第11章
他将灯火熄了一大半,只留一盏,屋内寂静,身影被黝黯吞没。
正要转身上床,一双手猛地从背后将他紧紧缠住,温热的身体贴上他后背,带着激动的喘息:“小侯爷,小侯爷你为什么不要桑儿了……”
贺雪麟闻到他身上浓烈的酒气,虽然厌恶他如此癫狂的举动,但还是缓和语气:“桑儿,你先冷静下来,把我放开。”
“桑儿不放,桑儿好爱你,”贺桑一边呢喃,一边撕扯他的衣服,急切地说道,“小侯爷,就让桑儿如愿吧,桑儿不做别的,只亲一亲小侯爷就好,绝不会把小侯爷弄疼的。”
他嘴上这么说着,手却更加用力,只恨不得立刻将细皮嫩肉的小侯爷剥个精光,可平时一解就开的衣带却怎么也打不开,系上了死结。
贺雪麟感到他越来越放肆,总算忍无可忍,“贺桑,谁给你的胆子!”
贺桑仍然只顾说些痴话:“桑儿爱你爱得好苦,能抱一抱小侯爷,桑儿死也愿意了。”
他对贺雪麟很是了解,知道卧房附近从来不让人靠近,所以知道接下来不弄出太大动静,就不会有人来拆散他和他的小侯爷。
于是他捂住了贺雪麟的嘴,哄道:“小侯爷别怕,从前都是你等桑儿,今晚也让桑儿疼疼你吧,这……”
话到一半,他的声音戛然而止,接着轰的一声砸在地上。
贺雪麟皱着眉回过头,看到周小山拿着一个砚台,上面沾着很刺目的血。
第14章
以周小山的力气,这一下极有可能直接把人砸死,地毯上很快就被染透。
贺雪麟怔怔望了一会儿,顺着周小山的视线低头看向自己,才意识到身上的衣服被扯得大开。
他嫌恶地瞪了地上的人一眼,又看向不知道什么时候又去而复返的周小山,道:“把他扔出去,然后再回来见我。”
周小山像拖着一条死狗一样,将贺桑拖出去。
他很想将这个胆敢冒犯主人的蠢货杀掉,这就是觊觎主人的下场。
但主人的命令是“扔出去”,不是“杀掉”。
可是也没有说“不许杀掉”。
他反复琢磨着贺雪麟的命令,来到一片结满厚厚冰层的河边,将那具逐渐失去温度的躯体扔进枯萎的芦苇丛中。
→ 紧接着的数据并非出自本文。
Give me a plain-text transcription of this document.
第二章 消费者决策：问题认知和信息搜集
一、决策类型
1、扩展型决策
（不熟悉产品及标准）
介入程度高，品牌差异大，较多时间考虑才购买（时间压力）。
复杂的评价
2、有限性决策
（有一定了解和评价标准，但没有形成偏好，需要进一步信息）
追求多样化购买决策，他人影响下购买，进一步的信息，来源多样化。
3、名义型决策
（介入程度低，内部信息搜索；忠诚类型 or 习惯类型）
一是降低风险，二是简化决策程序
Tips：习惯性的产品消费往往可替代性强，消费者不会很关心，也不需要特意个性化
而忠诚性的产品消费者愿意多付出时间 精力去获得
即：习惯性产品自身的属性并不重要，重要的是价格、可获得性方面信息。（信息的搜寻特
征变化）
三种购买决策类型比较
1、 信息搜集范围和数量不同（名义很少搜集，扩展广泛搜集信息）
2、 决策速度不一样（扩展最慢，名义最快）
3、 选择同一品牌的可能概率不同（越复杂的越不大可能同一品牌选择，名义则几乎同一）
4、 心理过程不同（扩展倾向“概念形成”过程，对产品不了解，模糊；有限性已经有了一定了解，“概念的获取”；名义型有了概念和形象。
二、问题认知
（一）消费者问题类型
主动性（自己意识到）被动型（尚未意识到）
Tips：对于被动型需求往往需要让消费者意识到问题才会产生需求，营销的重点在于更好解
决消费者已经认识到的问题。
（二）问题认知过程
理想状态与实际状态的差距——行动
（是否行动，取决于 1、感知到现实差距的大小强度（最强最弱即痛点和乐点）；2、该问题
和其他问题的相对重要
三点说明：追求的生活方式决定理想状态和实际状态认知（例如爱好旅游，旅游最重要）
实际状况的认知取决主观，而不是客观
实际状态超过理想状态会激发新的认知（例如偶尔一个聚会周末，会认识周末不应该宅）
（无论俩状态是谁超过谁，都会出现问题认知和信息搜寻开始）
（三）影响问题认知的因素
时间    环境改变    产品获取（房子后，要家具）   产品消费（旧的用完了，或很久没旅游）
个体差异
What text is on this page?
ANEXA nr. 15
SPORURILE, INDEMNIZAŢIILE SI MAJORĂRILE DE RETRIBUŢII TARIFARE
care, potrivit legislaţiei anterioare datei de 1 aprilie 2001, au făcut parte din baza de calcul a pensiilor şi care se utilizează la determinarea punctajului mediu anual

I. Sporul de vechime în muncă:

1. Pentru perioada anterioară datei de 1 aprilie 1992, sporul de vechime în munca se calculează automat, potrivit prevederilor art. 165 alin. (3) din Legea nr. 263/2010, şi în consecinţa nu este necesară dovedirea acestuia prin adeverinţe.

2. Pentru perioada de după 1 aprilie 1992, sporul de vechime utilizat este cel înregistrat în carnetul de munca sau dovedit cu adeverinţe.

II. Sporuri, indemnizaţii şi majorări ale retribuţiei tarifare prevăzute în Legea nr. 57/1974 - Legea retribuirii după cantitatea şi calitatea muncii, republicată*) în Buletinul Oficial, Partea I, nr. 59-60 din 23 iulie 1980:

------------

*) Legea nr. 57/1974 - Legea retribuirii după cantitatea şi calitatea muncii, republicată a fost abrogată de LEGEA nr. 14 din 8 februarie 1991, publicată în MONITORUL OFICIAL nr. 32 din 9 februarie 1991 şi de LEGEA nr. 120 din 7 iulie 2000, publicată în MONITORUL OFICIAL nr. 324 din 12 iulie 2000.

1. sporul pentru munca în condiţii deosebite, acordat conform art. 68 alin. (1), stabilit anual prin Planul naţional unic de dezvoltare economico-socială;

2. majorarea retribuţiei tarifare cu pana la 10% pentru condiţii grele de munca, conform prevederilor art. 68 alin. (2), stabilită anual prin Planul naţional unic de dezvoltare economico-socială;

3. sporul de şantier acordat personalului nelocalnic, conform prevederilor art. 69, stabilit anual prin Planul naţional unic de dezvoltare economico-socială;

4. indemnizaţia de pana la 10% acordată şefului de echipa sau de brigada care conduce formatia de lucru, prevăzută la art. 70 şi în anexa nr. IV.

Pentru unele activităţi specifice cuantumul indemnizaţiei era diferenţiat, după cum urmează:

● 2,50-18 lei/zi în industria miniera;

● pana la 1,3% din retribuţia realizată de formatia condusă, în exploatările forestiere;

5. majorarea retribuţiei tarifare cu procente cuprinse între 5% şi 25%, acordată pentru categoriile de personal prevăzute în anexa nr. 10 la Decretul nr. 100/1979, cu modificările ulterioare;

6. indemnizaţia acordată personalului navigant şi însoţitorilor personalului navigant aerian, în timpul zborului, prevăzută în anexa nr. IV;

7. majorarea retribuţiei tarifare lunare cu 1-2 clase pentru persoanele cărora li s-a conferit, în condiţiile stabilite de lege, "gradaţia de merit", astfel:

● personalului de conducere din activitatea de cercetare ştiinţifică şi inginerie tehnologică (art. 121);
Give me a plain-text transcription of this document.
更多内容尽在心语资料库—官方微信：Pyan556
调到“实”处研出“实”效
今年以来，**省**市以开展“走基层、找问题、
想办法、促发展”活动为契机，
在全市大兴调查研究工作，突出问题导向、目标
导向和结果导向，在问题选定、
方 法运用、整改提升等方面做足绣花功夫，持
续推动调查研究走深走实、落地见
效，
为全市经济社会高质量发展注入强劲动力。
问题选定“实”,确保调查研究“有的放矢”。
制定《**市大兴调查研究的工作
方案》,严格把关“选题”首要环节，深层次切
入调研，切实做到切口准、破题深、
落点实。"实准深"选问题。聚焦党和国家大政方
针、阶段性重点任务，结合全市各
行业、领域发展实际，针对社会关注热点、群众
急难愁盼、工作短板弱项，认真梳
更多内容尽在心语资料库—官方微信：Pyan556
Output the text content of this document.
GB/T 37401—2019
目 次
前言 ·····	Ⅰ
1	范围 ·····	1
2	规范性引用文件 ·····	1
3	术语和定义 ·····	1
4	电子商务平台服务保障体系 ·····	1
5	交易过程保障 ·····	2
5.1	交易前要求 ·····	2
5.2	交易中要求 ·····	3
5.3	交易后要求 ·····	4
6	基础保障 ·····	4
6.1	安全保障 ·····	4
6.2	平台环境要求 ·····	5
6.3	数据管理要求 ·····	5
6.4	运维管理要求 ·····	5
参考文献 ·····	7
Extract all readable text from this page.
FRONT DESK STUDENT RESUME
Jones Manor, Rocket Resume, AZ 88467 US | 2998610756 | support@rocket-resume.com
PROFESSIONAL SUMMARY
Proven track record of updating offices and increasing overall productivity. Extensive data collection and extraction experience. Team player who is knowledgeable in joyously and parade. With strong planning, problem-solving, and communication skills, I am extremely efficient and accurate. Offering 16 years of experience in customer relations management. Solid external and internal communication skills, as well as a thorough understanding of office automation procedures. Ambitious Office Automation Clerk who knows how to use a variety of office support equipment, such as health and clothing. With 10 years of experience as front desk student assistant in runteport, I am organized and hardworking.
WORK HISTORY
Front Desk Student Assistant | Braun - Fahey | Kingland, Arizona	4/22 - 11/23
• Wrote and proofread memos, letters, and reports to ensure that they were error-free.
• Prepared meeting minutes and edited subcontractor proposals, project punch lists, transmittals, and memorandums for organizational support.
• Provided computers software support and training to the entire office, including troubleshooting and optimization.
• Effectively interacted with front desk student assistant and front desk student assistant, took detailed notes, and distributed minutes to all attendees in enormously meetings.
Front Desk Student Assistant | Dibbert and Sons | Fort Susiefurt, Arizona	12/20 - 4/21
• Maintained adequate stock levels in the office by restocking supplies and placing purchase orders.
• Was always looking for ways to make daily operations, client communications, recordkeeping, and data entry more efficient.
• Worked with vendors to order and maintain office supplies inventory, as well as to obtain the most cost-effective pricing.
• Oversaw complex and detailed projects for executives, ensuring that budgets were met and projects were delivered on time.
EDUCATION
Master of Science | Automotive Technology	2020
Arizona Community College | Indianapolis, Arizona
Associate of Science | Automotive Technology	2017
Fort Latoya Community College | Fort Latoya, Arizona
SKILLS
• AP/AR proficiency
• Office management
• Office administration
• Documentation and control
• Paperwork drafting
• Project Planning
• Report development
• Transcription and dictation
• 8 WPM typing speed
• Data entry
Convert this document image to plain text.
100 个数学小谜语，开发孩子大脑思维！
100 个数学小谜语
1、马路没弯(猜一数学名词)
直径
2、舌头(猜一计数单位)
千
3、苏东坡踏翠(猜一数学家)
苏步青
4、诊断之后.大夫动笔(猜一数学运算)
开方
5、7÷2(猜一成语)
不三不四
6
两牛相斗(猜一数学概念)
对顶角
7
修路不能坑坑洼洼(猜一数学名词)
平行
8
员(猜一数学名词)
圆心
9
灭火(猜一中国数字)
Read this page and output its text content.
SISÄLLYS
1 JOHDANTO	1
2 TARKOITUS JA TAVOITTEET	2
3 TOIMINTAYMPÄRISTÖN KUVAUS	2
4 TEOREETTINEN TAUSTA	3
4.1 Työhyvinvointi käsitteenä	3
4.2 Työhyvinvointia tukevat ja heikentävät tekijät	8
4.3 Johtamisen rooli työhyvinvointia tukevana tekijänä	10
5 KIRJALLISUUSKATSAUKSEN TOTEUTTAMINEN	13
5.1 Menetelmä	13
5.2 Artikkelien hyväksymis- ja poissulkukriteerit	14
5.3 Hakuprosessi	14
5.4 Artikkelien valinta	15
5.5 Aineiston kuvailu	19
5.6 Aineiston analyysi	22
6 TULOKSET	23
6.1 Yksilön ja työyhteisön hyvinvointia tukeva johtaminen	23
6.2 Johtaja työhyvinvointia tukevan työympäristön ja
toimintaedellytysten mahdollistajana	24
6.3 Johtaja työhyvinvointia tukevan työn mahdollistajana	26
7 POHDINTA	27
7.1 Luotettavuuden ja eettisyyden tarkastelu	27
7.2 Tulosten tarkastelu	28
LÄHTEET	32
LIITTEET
抬头一看,月色被厚厚的乌云覆盖,夜里肯定又是一场大雪。
周小山确认完天色,就往回走。
等重新进了贺雪麟的屋子,里面已经被下人们收拾得焕然一新,瞧不出任何动过手的痕迹。
地上的毯子换了一张雪白的,贺雪麟重新洗了个澡,换了身衣,头发还半湿着,仍像平常一样赤足踩在地毯上,宽袍大袖随意地披在肩头,带着一身潮湿的水汽,像一簇湿润莹澈的新雪。
虽然冰清玉润冷,但是没准抱进怀里一热起来就会化开,揉出一手甜丝丝的水来。
周小山仍旧恭顺地低着头,这个姿势方便他尽情地去欣赏主人裸.露在外的足踝。
贺雪麟见到他这副若无其事的木楞样子,气不打一处来,冷声问:“你下午去了哪里?”
周小山也挺意外的,半年来贺雪麟从不关注他动向,他原以为自己就算在外待个三五天也不一定会被发现,没想到第一次偷溜出去就暴露了。
他跪下来,道:“我私自出了府。”
贺雪麟说:“我当然知道你出了府,你出府后,去了哪里,都见了什么人?”
周小山想了想,有些支支吾吾:“我……我去了几家书铺,见了书铺的老板和伙计。”
贺雪麟等了片刻,不见他下文。
“就这样?”
周小山低着头,“就这样。”
贺雪麟居高临下地看着他,越想越挫败,越想越生气,这样荒唐的理由都能拿出来骗人,难道周小山将他当做傻子?
“你连自己的名字都不会写,去什么书铺?”
疑怒交加之下,他抬腿便向他踢过去。
周小山下意识握住他的脚踝,被手心和指腹的触感惊到,那莹白如玉的肌肤像丝绸一样温润滑腻,带着沐浴后似有若无的清香。
他愣神的功夫,便被贺雪麟踢翻在地,愕然地躺在地毯上,从地面仰视贺雪麟,烛光照着他眼底来不及收起的痴迷。
贺雪麟也有些意外,都没用什么力,周小山竟就被他踢倒在地,白长了这一副高大的身材。